Post-Approval Experience
The following adverse events are based on post-approval adverse drug experience reporting. Not all adverse reactions are reported to FDA CVM. It is not always possible to reliably estimate the adverse event frequency or establish a causal relationship to product exposure using this data. The following adverse events reported in dogs are listed in decreasing order of reporting frequency: depression/lethargy, vomiting, pruritus, diarrhea, anorexia, hyperactivity, ataxia, trembling, hypersalivation, application site reactions (alopecia, pruritus, lesions, and erythema), seizures, and anaphylaxis/anaphylactic reactions (hives, urticaria, facial swelling, edema of the head).
Serious reactions, including neurologic signs and death have been reported when cats have been exposed (orally and topically) to this product.
In humans, nausea, numbness or tingling of the mouth/lips and throat, ocular and dermal irritation, pruritus, headache, vomiting, diarrhea, depression and dyspnea have been reported following exposure to this product.
DESCRIPTION:
Barrier for Dogs (10 % imidacloprid + 2.5 % moxidectin) is a colorless to yellow ready-to-use solution packaged in single dose applicator tubes for topical treatment of dogs.

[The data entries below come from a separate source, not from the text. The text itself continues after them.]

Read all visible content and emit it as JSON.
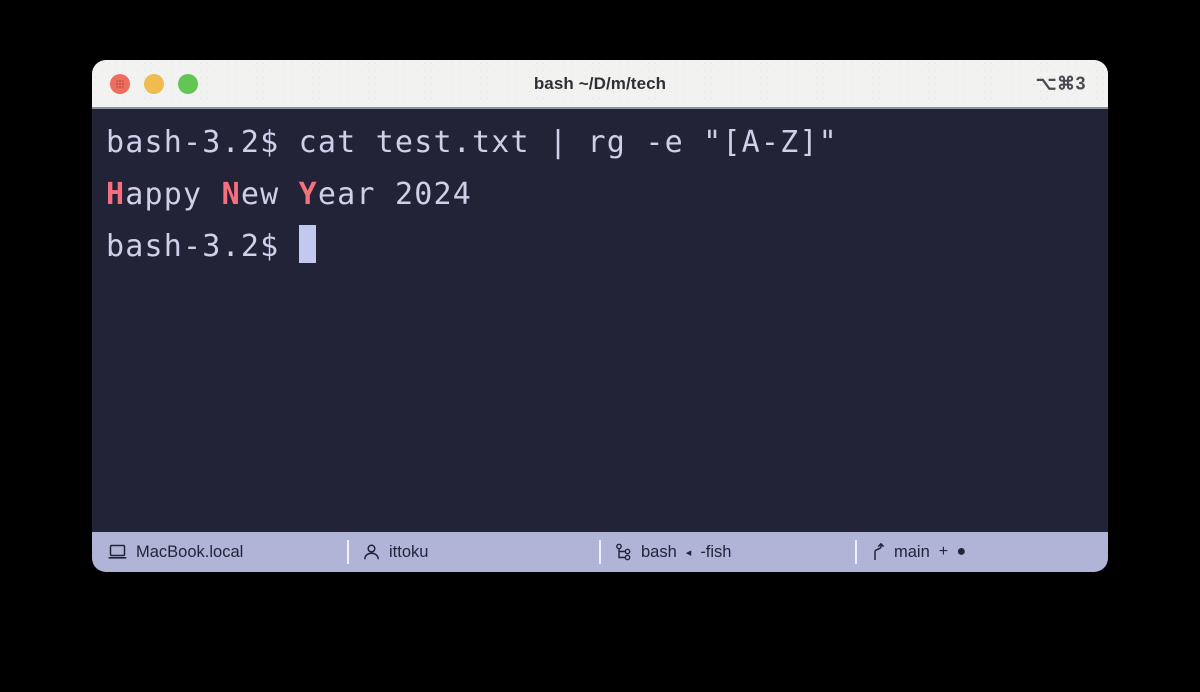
{
  "window": {
    "title": "bash ~/D/m/tech",
    "shortcut": "⌥⌘3",
    "controls": {
      "close_label": "close",
      "minimize_label": "minimize",
      "maximize_label": "maximize"
    }
  },
  "terminal": {
    "prompt": "bash-3.2$ ",
    "command": "cat test.txt | rg -e \"[A-Z]\"",
    "output": {
      "segments": [
        {
          "text": "H",
          "highlight": true
        },
        {
          "text": "appy ",
          "highlight": false
        },
        {
          "text": "N",
          "highlight": true
        },
        {
          "text": "ew ",
          "highlight": false
        },
        {
          "text": "Y",
          "highlight": true
        },
        {
          "text": "ear 2024",
          "highlight": false
        }
      ],
      "plain": "Happy New Year 2024"
    },
    "prompt2": "bash-3.2$ ",
    "colors": {
      "background": "#232338",
      "foreground": "#ccd0e8",
      "match": "#f4707e",
      "cursor": "#c3c8ee"
    }
  },
  "statusbar": {
    "background": "#b0b4d6",
    "items": [
      {
        "icon": "laptop-icon",
        "label": "MacBook.local"
      },
      {
        "icon": "person-icon",
        "label": "ittoku"
      },
      {
        "icon": "process-tree-icon",
        "label": "bash",
        "arrow": "◂",
        "sublabel": "-fish"
      },
      {
        "icon": "git-branch-icon",
        "label": "main",
        "marks": "+ ●"
      }
    ]
  }
}
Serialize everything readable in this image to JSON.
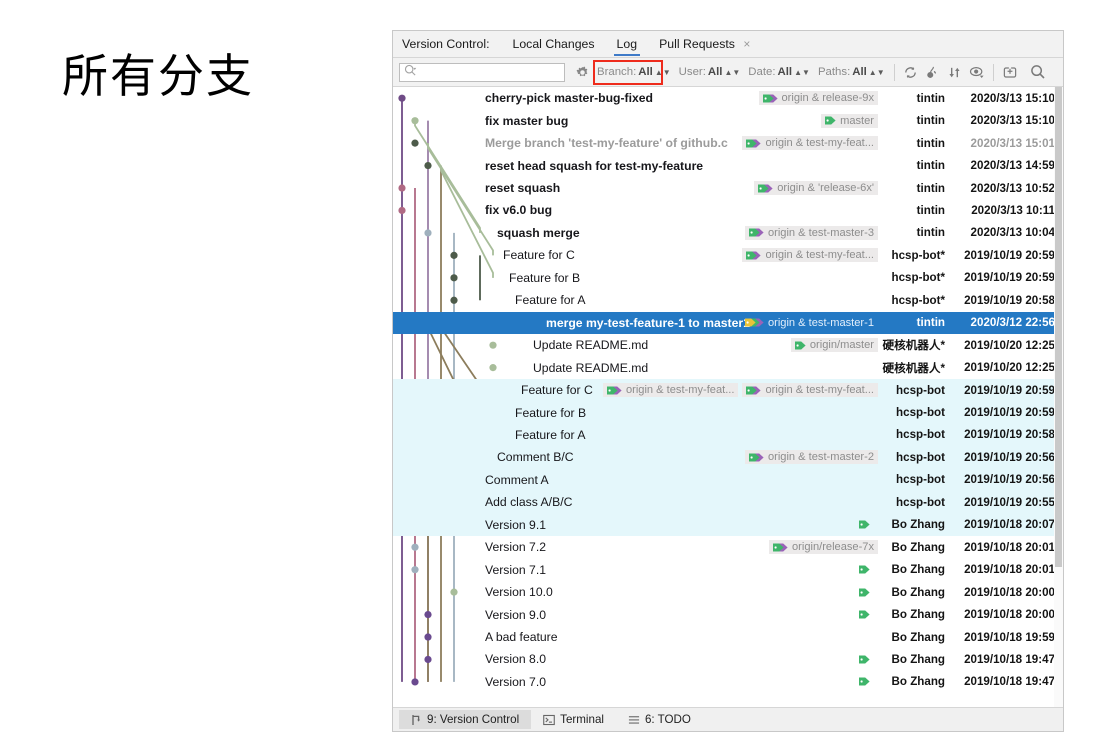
{
  "caption": "所有分支",
  "window": {
    "vc_label": "Version Control:",
    "tabs": [
      {
        "label": "Local Changes",
        "active": false,
        "closable": false
      },
      {
        "label": "Log",
        "active": true,
        "closable": false
      },
      {
        "label": "Pull Requests",
        "active": false,
        "closable": true
      }
    ],
    "close_glyph": "×"
  },
  "toolbar": {
    "search_placeholder": "",
    "search_icon": "search-icon",
    "settings_icon": "gear-icon",
    "filters": [
      {
        "name": "branch",
        "label": "Branch:",
        "value": "All",
        "highlighted": true
      },
      {
        "name": "user",
        "label": "User:",
        "value": "All",
        "highlighted": false
      },
      {
        "name": "date",
        "label": "Date:",
        "value": "All",
        "highlighted": false
      },
      {
        "name": "paths",
        "label": "Paths:",
        "value": "All",
        "highlighted": false
      }
    ],
    "icons": [
      {
        "name": "refresh-icon"
      },
      {
        "name": "cherry-pick-icon"
      },
      {
        "name": "sort-icon"
      },
      {
        "name": "show-details-icon"
      },
      {
        "name": "new-tab-icon"
      },
      {
        "name": "find-icon"
      }
    ],
    "highlight_color": "#ee2b1c"
  },
  "log": {
    "selected_index": 10,
    "band_start": 13,
    "band_end": 19,
    "rows": [
      {
        "subject": "cherry-pick master-bug-fixed",
        "indent": 92,
        "style": "bold",
        "refs": [
          {
            "text": "origin & release-9x",
            "icon": "double-tag-icon"
          }
        ],
        "author": "tintin",
        "date": "2020/3/13 15:10",
        "date_style": "normal"
      },
      {
        "subject": "fix master bug",
        "indent": 92,
        "style": "bold",
        "refs": [
          {
            "text": "master",
            "icon": "tag-icon"
          }
        ],
        "author": "tintin",
        "date": "2020/3/13 15:10",
        "date_style": "normal"
      },
      {
        "subject": "Merge branch 'test-my-feature' of github.c",
        "indent": 92,
        "style": "grey",
        "refs": [
          {
            "text": "origin & test-my-feat...",
            "icon": "double-tag-icon"
          }
        ],
        "author": "tintin",
        "date": "2020/3/13 15:01",
        "date_style": "grey"
      },
      {
        "subject": "reset head squash for test-my-feature",
        "indent": 92,
        "style": "bold",
        "refs": [],
        "author": "tintin",
        "date": "2020/3/13 14:59",
        "date_style": "normal"
      },
      {
        "subject": "reset squash",
        "indent": 92,
        "style": "bold",
        "refs": [
          {
            "text": "origin & 'release-6x'",
            "icon": "double-tag-icon"
          }
        ],
        "author": "tintin",
        "date": "2020/3/13 10:52",
        "date_style": "normal"
      },
      {
        "subject": "fix v6.0 bug",
        "indent": 92,
        "style": "bold",
        "refs": [],
        "author": "tintin",
        "date": "2020/3/13 10:11",
        "date_style": "normal"
      },
      {
        "subject": "squash merge",
        "indent": 104,
        "style": "bold",
        "refs": [
          {
            "text": "origin & test-master-3",
            "icon": "double-tag-icon"
          }
        ],
        "author": "tintin",
        "date": "2020/3/13 10:04",
        "date_style": "normal"
      },
      {
        "subject": "Feature for C",
        "indent": 110,
        "style": "normal",
        "refs": [
          {
            "text": "origin & test-my-feat...",
            "icon": "double-tag-icon"
          }
        ],
        "author": "hcsp-bot*",
        "date": "2019/10/19 20:59",
        "date_style": "normal"
      },
      {
        "subject": "Feature for B",
        "indent": 116,
        "style": "normal",
        "refs": [],
        "author": "hcsp-bot*",
        "date": "2019/10/19 20:59",
        "date_style": "normal"
      },
      {
        "subject": "Feature for A",
        "indent": 122,
        "style": "normal",
        "refs": [],
        "author": "hcsp-bot*",
        "date": "2019/10/19 20:58",
        "date_style": "normal"
      },
      {
        "subject": "merge my-test-feature-1 to master1",
        "indent": 153,
        "style": "bold",
        "refs": [
          {
            "text": "origin & test-master-1",
            "icon": "triple-tag-icon"
          }
        ],
        "author": "tintin",
        "date": "2020/3/12 22:56",
        "date_style": "normal"
      },
      {
        "subject": "Update README.md",
        "indent": 140,
        "style": "normal",
        "refs": [
          {
            "text": "origin/master",
            "icon": "tag-icon"
          }
        ],
        "author": "硬核机器人*",
        "date": "2019/10/20 12:25",
        "date_style": "normal"
      },
      {
        "subject": "Update README.md",
        "indent": 140,
        "style": "normal",
        "refs": [],
        "author": "硬核机器人*",
        "date": "2019/10/20 12:25",
        "date_style": "normal"
      },
      {
        "subject": "Feature for C",
        "indent": 128,
        "style": "normal",
        "refs": [
          {
            "text": "origin & test-my-feat...",
            "icon": "double-tag-icon"
          },
          {
            "text": "origin & test-my-feat...",
            "icon": "double-tag-icon"
          }
        ],
        "author": "hcsp-bot",
        "date": "2019/10/19 20:59",
        "date_style": "normal"
      },
      {
        "subject": "Feature for B",
        "indent": 122,
        "style": "normal",
        "refs": [],
        "author": "hcsp-bot",
        "date": "2019/10/19 20:59",
        "date_style": "normal"
      },
      {
        "subject": "Feature for A",
        "indent": 122,
        "style": "normal",
        "refs": [],
        "author": "hcsp-bot",
        "date": "2019/10/19 20:58",
        "date_style": "normal"
      },
      {
        "subject": "Comment B/C",
        "indent": 104,
        "style": "normal",
        "refs": [
          {
            "text": "origin & test-master-2",
            "icon": "double-tag-icon"
          }
        ],
        "author": "hcsp-bot",
        "date": "2019/10/19 20:56",
        "date_style": "normal"
      },
      {
        "subject": "Comment A",
        "indent": 92,
        "style": "normal",
        "refs": [],
        "author": "hcsp-bot",
        "date": "2019/10/19 20:56",
        "date_style": "normal"
      },
      {
        "subject": "Add class A/B/C",
        "indent": 92,
        "style": "normal",
        "refs": [],
        "author": "hcsp-bot",
        "date": "2019/10/19 20:55",
        "date_style": "normal"
      },
      {
        "subject": "Version 9.1",
        "indent": 92,
        "style": "normal",
        "refs": [
          {
            "text": "",
            "icon": "tag-icon"
          }
        ],
        "author": "Bo Zhang",
        "date": "2019/10/18 20:07",
        "date_style": "normal"
      },
      {
        "subject": "Version 7.2",
        "indent": 92,
        "style": "normal",
        "refs": [
          {
            "text": "origin/release-7x",
            "icon": "double-tag-icon"
          }
        ],
        "author": "Bo Zhang",
        "date": "2019/10/18 20:01",
        "date_style": "normal"
      },
      {
        "subject": "Version 7.1",
        "indent": 92,
        "style": "normal",
        "refs": [
          {
            "text": "",
            "icon": "tag-icon"
          }
        ],
        "author": "Bo Zhang",
        "date": "2019/10/18 20:01",
        "date_style": "normal"
      },
      {
        "subject": "Version 10.0",
        "indent": 92,
        "style": "normal",
        "refs": [
          {
            "text": "",
            "icon": "tag-icon"
          }
        ],
        "author": "Bo Zhang",
        "date": "2019/10/18 20:00",
        "date_style": "normal"
      },
      {
        "subject": "Version 9.0",
        "indent": 92,
        "style": "normal",
        "refs": [
          {
            "text": "",
            "icon": "tag-icon"
          }
        ],
        "author": "Bo Zhang",
        "date": "2019/10/18 20:00",
        "date_style": "normal"
      },
      {
        "subject": "A bad feature",
        "indent": 92,
        "style": "normal",
        "refs": [],
        "author": "Bo Zhang",
        "date": "2019/10/18 19:59",
        "date_style": "normal"
      },
      {
        "subject": "Version 8.0",
        "indent": 92,
        "style": "normal",
        "refs": [
          {
            "text": "",
            "icon": "tag-icon"
          }
        ],
        "author": "Bo Zhang",
        "date": "2019/10/18 19:47",
        "date_style": "normal"
      },
      {
        "subject": "Version 7.0",
        "indent": 92,
        "style": "normal",
        "refs": [
          {
            "text": "",
            "icon": "tag-icon"
          }
        ],
        "author": "Bo Zhang",
        "date": "2019/10/18 19:47",
        "date_style": "normal"
      }
    ]
  },
  "statusbar": {
    "items": [
      {
        "label": "9: Version Control",
        "shortcut": "9",
        "icon": "branch-icon",
        "active": true
      },
      {
        "label": "Terminal",
        "shortcut": "",
        "icon": "terminal-icon",
        "active": false
      },
      {
        "label": "6: TODO",
        "shortcut": "6",
        "icon": "list-icon",
        "active": false
      }
    ]
  },
  "colors": {
    "selection": "#2479c4",
    "band": "#e4f7fb",
    "accent_red": "#ee2b1c",
    "lanes": [
      "#6f4b86",
      "#b06a84",
      "#9b7fa8",
      "#8c7d5c",
      "#a8bd9a",
      "#9fb0bd",
      "#4d5b4a",
      "#b08a4a"
    ]
  }
}
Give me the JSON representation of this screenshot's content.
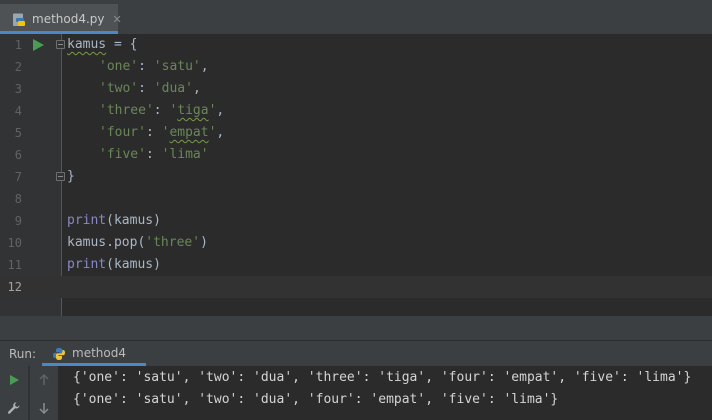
{
  "tab": {
    "filename": "method4.py",
    "close": "✕"
  },
  "editor": {
    "line_numbers": [
      "1",
      "2",
      "3",
      "4",
      "5",
      "6",
      "7",
      "8",
      "9",
      "10",
      "11",
      "12"
    ],
    "code": {
      "l1_var": "kamus",
      "l1_op": " = {",
      "l2_key": "'one'",
      "l2_sep": ": ",
      "l2_val": "'satu'",
      "l2_end": ",",
      "l3_key": "'two'",
      "l3_sep": ": ",
      "l3_val": "'dua'",
      "l3_end": ",",
      "l4_key": "'three'",
      "l4_sep": ": ",
      "l4_val_q1": "'",
      "l4_val_w": "tiga",
      "l4_val_q2": "'",
      "l4_end": ",",
      "l5_key": "'four'",
      "l5_sep": ": ",
      "l5_val_q1": "'",
      "l5_val_w": "empat",
      "l5_val_q2": "'",
      "l5_end": ",",
      "l6_key": "'five'",
      "l6_sep": ": ",
      "l6_val": "'lima'",
      "l7": "}",
      "l9_fn": "print",
      "l9_rest": "(kamus)",
      "l10_a": "kamus.pop(",
      "l10_str": "'three'",
      "l10_b": ")",
      "l11_fn": "print",
      "l11_rest": "(kamus)"
    }
  },
  "run_panel": {
    "title": "Run:",
    "tab_label": "method4",
    "output": [
      "{'one': 'satu', 'two': 'dua', 'three': 'tiga', 'four': 'empat', 'five': 'lima'}",
      "{'one': 'satu', 'two': 'dua', 'four': 'empat', 'five': 'lima'}"
    ]
  },
  "colors": {
    "background": "#2b2b2b",
    "string": "#6a8759",
    "builtin": "#8888c6",
    "run_green": "#499c54",
    "accent_blue": "#4a88c7"
  }
}
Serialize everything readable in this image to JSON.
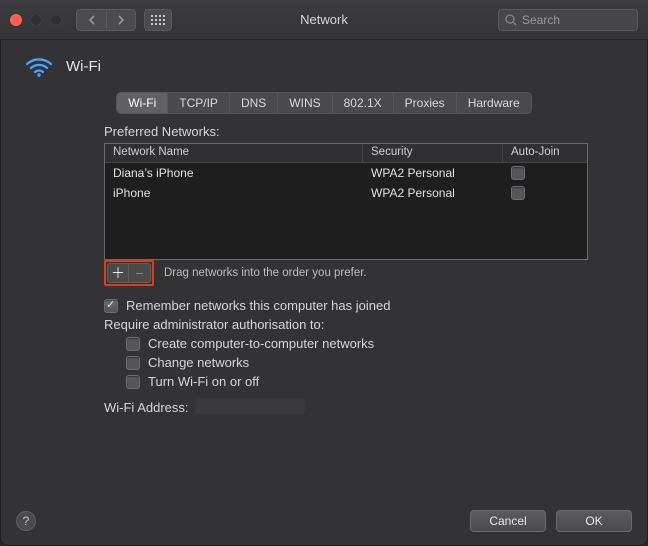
{
  "window": {
    "title": "Network"
  },
  "search": {
    "placeholder": "Search"
  },
  "header": {
    "title": "Wi-Fi"
  },
  "tabs": [
    "Wi-Fi",
    "TCP/IP",
    "DNS",
    "WINS",
    "802.1X",
    "Proxies",
    "Hardware"
  ],
  "active_tab": 0,
  "section": {
    "title": "Preferred Networks:"
  },
  "table": {
    "columns": [
      "Network Name",
      "Security",
      "Auto-Join"
    ],
    "rows": [
      {
        "name": "Diana’s iPhone",
        "security": "WPA2 Personal",
        "autojoin": false
      },
      {
        "name": "iPhone",
        "security": "WPA2 Personal",
        "autojoin": false
      }
    ]
  },
  "drag_hint": "Drag networks into the order you prefer.",
  "remember": {
    "label": "Remember networks this computer has joined",
    "checked": true
  },
  "admin_section_label": "Require administrator authorisation to:",
  "admin_opts": [
    {
      "label": "Create computer-to-computer networks",
      "checked": false
    },
    {
      "label": "Change networks",
      "checked": false
    },
    {
      "label": "Turn Wi-Fi on or off",
      "checked": false
    }
  ],
  "wifi_address_label": "Wi-Fi Address:",
  "buttons": {
    "cancel": "Cancel",
    "ok": "OK"
  }
}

The formulation and dosage schedule are designed to provide a minimum of 4.5 mg/lb (10 mg/kg) imidacloprid and 1.1 mg/lb (2.5 mg/kg) moxidectin based on body weight.
Imidacloprid is a chloronicotinyl nitroguanidine insecticide. The chemical name for imidacloprid is 1-[(6-Chloro-3-pyridinyl)methyl]-N-nitro-2-imidazolidinimine. Moxidectin is a semisynthetic macrocyclic lactone endectocide derived from the actinomycete Streptomycetes cyaneogriseus noncyanogenus . The chemical name for moxidectin is [6R, 23E, 25S(E)]-5-0- Demethyl-28-deoxy-25-(1,3-dimethyl-1-butenyl)-6,28-epoxy-23-(methoxyimino) milbemycin B.
HOW SUPPLIED:
Applications Per Package
6 x 0.4 mL tubes
6 x 1.0 mL tubes
6 x 2.5 mL tubes
6 x 4.0 mL tubes
6 x 5.0 mL tubes
55-1554 06/2025
Approved by FDA under ANADA # 200-718
MANUFACTURED BY: AURORA PHARMACEUTICAL, INC. NORTHFIELD, MN 55057 www.aurorapharmaceutical.com
MANUFACTURED IN U.S.A.
Barrier is a registered trademark of Aurora Pharmaceutical, Inc.